As a matter of fact, the Next Generation EU is a EU-27 project, as well as the 2021-2027 revamped EU budget. This has made the talks for a Eurozone budget totally obsolete and the decision-making has shifted at EU level. This is not only good in principle, but also convenient in practice: acting within the framework of the Union law makes it often possible to take decisions by qualified majority, instead of by unanimity. This allows to speed up the process of decision-making, a key point in successful politics. In this context, it is very important to point out that we are not facing a trade-off between reactive decisions and democracy.

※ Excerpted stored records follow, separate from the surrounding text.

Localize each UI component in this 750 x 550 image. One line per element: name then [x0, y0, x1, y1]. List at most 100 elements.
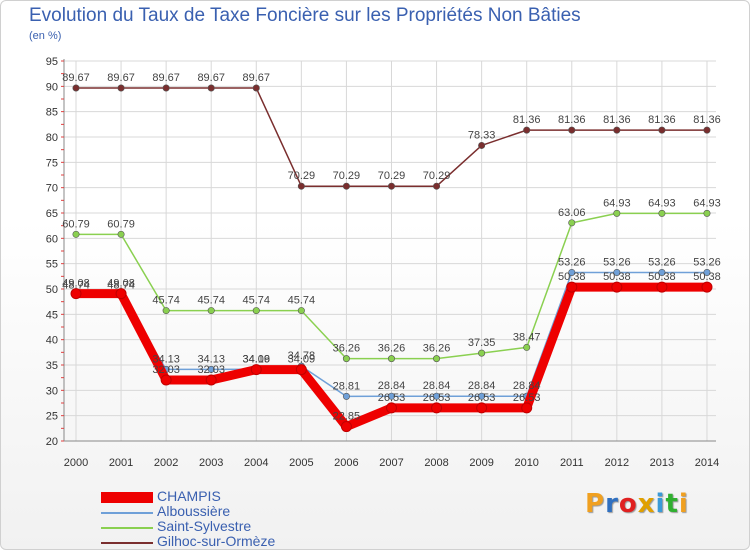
data-label-saint-sylvestre: 37.35 [468, 337, 496, 349]
data-label-saint-sylvestre: 36.26 [333, 343, 361, 355]
data-label-saint-sylvestre: 64.93 [693, 197, 721, 209]
logo-letter: o [618, 489, 638, 519]
data-label-champis: 50.38 [558, 271, 586, 283]
x-tick-label: 2011 [560, 457, 584, 469]
data-point-saint-sylvestre [207, 307, 215, 315]
y-tick-label: 20 [46, 436, 58, 448]
data-point-gilhoc-sur-orm-ze [478, 141, 486, 149]
data-label-gilhoc-sur-orm-ze: 89.67 [243, 72, 271, 84]
proxiti-logo: Proxiti [585, 489, 689, 519]
data-label-champis: 34.09 [288, 354, 316, 366]
axis-layer: 20 25 30 35 40 45 50 55 60 65 70 75 80 85 90 95 2000 2001… [46, 56, 719, 469]
y-tick-label: 80 [46, 132, 58, 144]
data-label-gilhoc-sur-orm-ze: 89.67 [152, 72, 180, 84]
line-chart: 20 25 30 35 40 45 50 55 60 65 70 75 80 85 90 95 2000 2001… [46, 56, 721, 469]
x-tick-label: 2004 [244, 457, 268, 469]
data-point-champis [205, 374, 217, 386]
logo-letter: t [665, 489, 679, 519]
data-label-gilhoc-sur-orm-ze: 81.36 [693, 114, 721, 126]
y-tick-label: 30 [46, 385, 58, 397]
data-point-gilhoc-sur-orm-ze [207, 84, 215, 92]
data-label-alboussi-re: 53.26 [603, 256, 631, 268]
data-label-alboussi-re: 34.13 [152, 353, 180, 365]
data-label-saint-sylvestre: 45.74 [197, 295, 225, 307]
data-label-saint-sylvestre: 45.74 [243, 295, 271, 307]
y-tick-label: 60 [46, 233, 58, 245]
data-point-champis [521, 402, 533, 414]
data-label-saint-sylvestre: 36.26 [378, 343, 406, 355]
data-label-alboussi-re: 53.26 [558, 256, 586, 268]
data-label-champis: 22.85 [333, 411, 361, 423]
data-point-champis [701, 281, 713, 293]
data-point-alboussi-re [568, 268, 576, 276]
legend-swatch [101, 542, 153, 544]
legend-label: Gilhoc-sur-Ormèze [157, 533, 276, 549]
data-label-gilhoc-sur-orm-ze: 81.36 [603, 114, 631, 126]
legend-swatch [101, 512, 153, 514]
data-point-gilhoc-sur-orm-ze [433, 182, 441, 190]
data-label-champis: 26.53 [468, 392, 496, 404]
data-point-alboussi-re [433, 392, 441, 400]
data-point-alboussi-re [207, 365, 215, 373]
data-label-champis: 34.09 [243, 354, 271, 366]
data-point-champis [656, 281, 668, 293]
data-label-alboussi-re: 28.84 [423, 380, 451, 392]
data-label-saint-sylvestre: 38.47 [513, 331, 541, 343]
x-tick-label: 2000 [64, 457, 88, 469]
x-tick-label: 2008 [424, 457, 448, 469]
y-tick-label: 65 [46, 208, 58, 220]
data-label-alboussi-re: 53.26 [648, 256, 676, 268]
data-point-saint-sylvestre [342, 355, 350, 363]
data-point-alboussi-re [703, 268, 711, 276]
y-tick-label: 40 [46, 335, 58, 347]
logo-letter: i [655, 489, 666, 519]
data-label-gilhoc-sur-orm-ze: 70.29 [378, 170, 406, 182]
data-point-alboussi-re [387, 392, 395, 400]
unit-label: (en %) [29, 30, 62, 42]
data-label-alboussi-re: 34.16 [243, 353, 271, 365]
x-tick-label: 2007 [379, 457, 403, 469]
x-tick-label: 2009 [469, 457, 493, 469]
data-point-saint-sylvestre [387, 355, 395, 363]
y-tick-label: 90 [46, 81, 58, 93]
data-label-champis: 50.38 [648, 271, 676, 283]
data-point-gilhoc-sur-orm-ze [613, 126, 621, 134]
label-layer: 49.08 49.08 32.03 32.03 34.09 34.09 22.85 26.53… [62, 72, 721, 423]
y-tick-label: 45 [46, 309, 58, 321]
data-label-champis: 32.03 [152, 364, 180, 376]
x-tick-label: 2014 [695, 457, 719, 469]
data-point-saint-sylvestre [433, 355, 441, 363]
data-label-champis: 26.53 [513, 392, 541, 404]
data-point-champis [340, 421, 352, 433]
data-point-saint-sylvestre [117, 230, 125, 238]
data-point-gilhoc-sur-orm-ze [568, 126, 576, 134]
data-point-champis [70, 288, 82, 300]
data-point-alboussi-re [658, 268, 666, 276]
y-tick-label: 75 [46, 157, 58, 169]
x-tick-label: 2013 [650, 457, 674, 469]
data-label-gilhoc-sur-orm-ze: 70.29 [333, 170, 361, 182]
data-point-gilhoc-sur-orm-ze [162, 84, 170, 92]
data-point-champis [566, 281, 578, 293]
data-label-gilhoc-sur-orm-ze: 81.36 [558, 114, 586, 126]
data-label-saint-sylvestre: 60.79 [107, 218, 135, 230]
data-point-champis [611, 281, 623, 293]
x-tick-label: 2003 [199, 457, 223, 469]
y-tick-label: 25 [46, 411, 58, 423]
x-tick-label: 2010 [514, 457, 538, 469]
legend-label: Alboussière [157, 503, 231, 519]
data-point-champis [476, 402, 488, 414]
data-label-alboussi-re: 48.74 [62, 279, 90, 291]
data-point-saint-sylvestre [252, 307, 260, 315]
data-label-gilhoc-sur-orm-ze: 89.67 [62, 72, 90, 84]
data-label-saint-sylvestre: 63.06 [558, 207, 586, 219]
data-label-alboussi-re: 28.84 [468, 380, 496, 392]
data-point-champis [431, 402, 443, 414]
y-tick-label: 55 [46, 259, 58, 271]
data-point-champis [295, 364, 307, 376]
data-point-gilhoc-sur-orm-ze [342, 182, 350, 190]
x-tick-label: 2002 [154, 457, 178, 469]
data-point-gilhoc-sur-orm-ze [297, 182, 305, 190]
x-tick-label: 2005 [289, 457, 313, 469]
data-label-alboussi-re: 48.74 [107, 279, 135, 291]
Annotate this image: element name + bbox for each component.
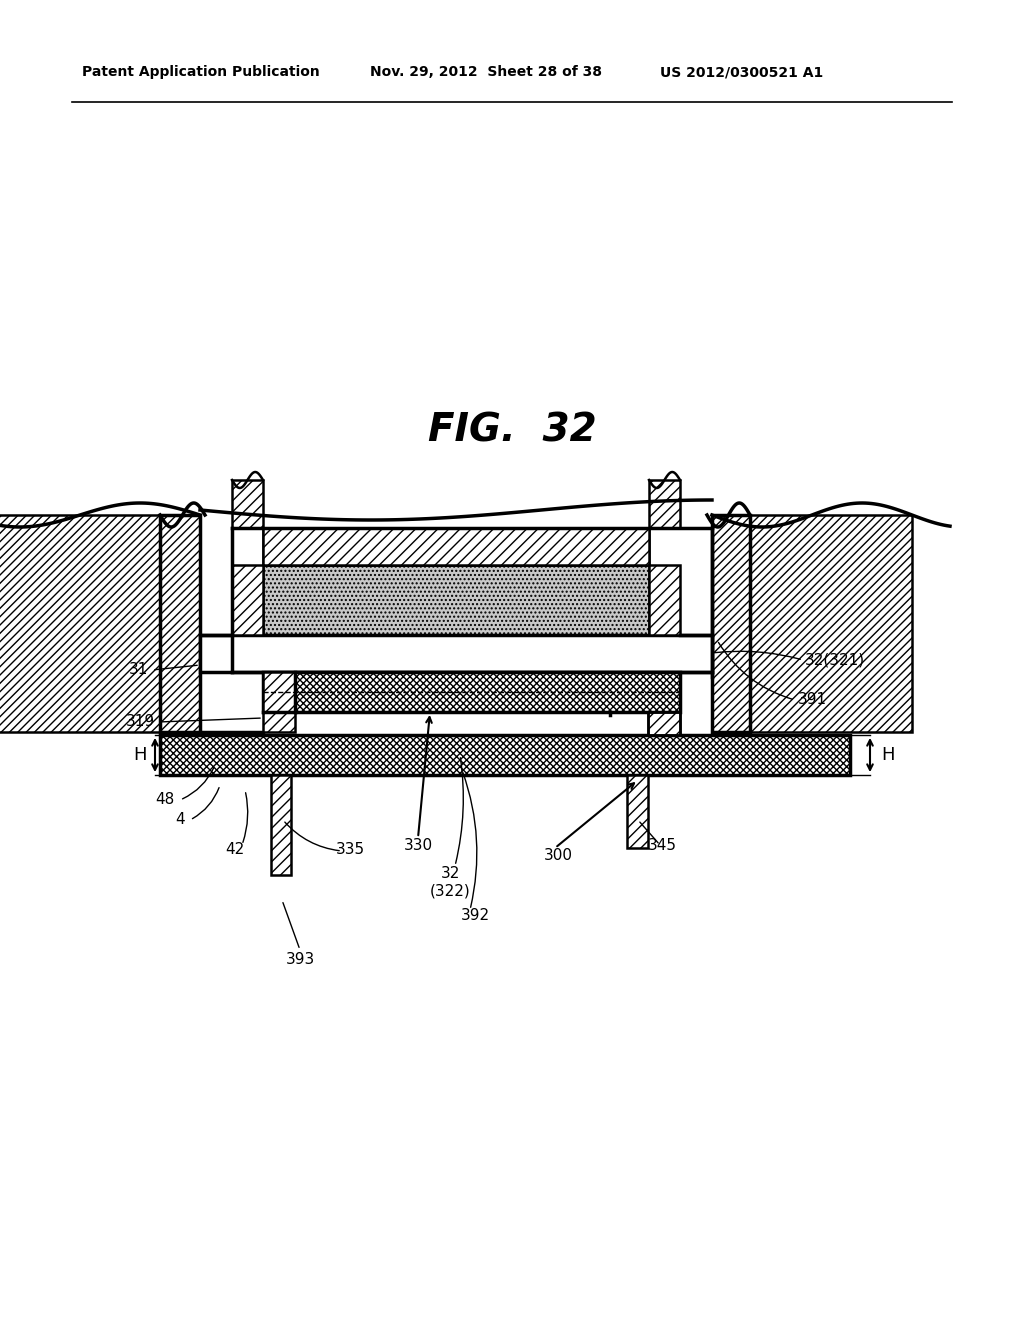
Text: 32(321): 32(321) bbox=[805, 652, 865, 668]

At a first glance, it may seem that unanimity requirements guarantee the respect of the will of everyone; but in reality, a situation where a single country has the power to block the other 26 can hardly be defined as a functioning democracy. Thus, the right direction should be to make it clear that in certain areas the sovereignty is correctly allocated at European level – for better serving the interests of all member states, as in the case of the Next Generation EU – and that in such areas the EU-27 framework should always be chosen whenever possible.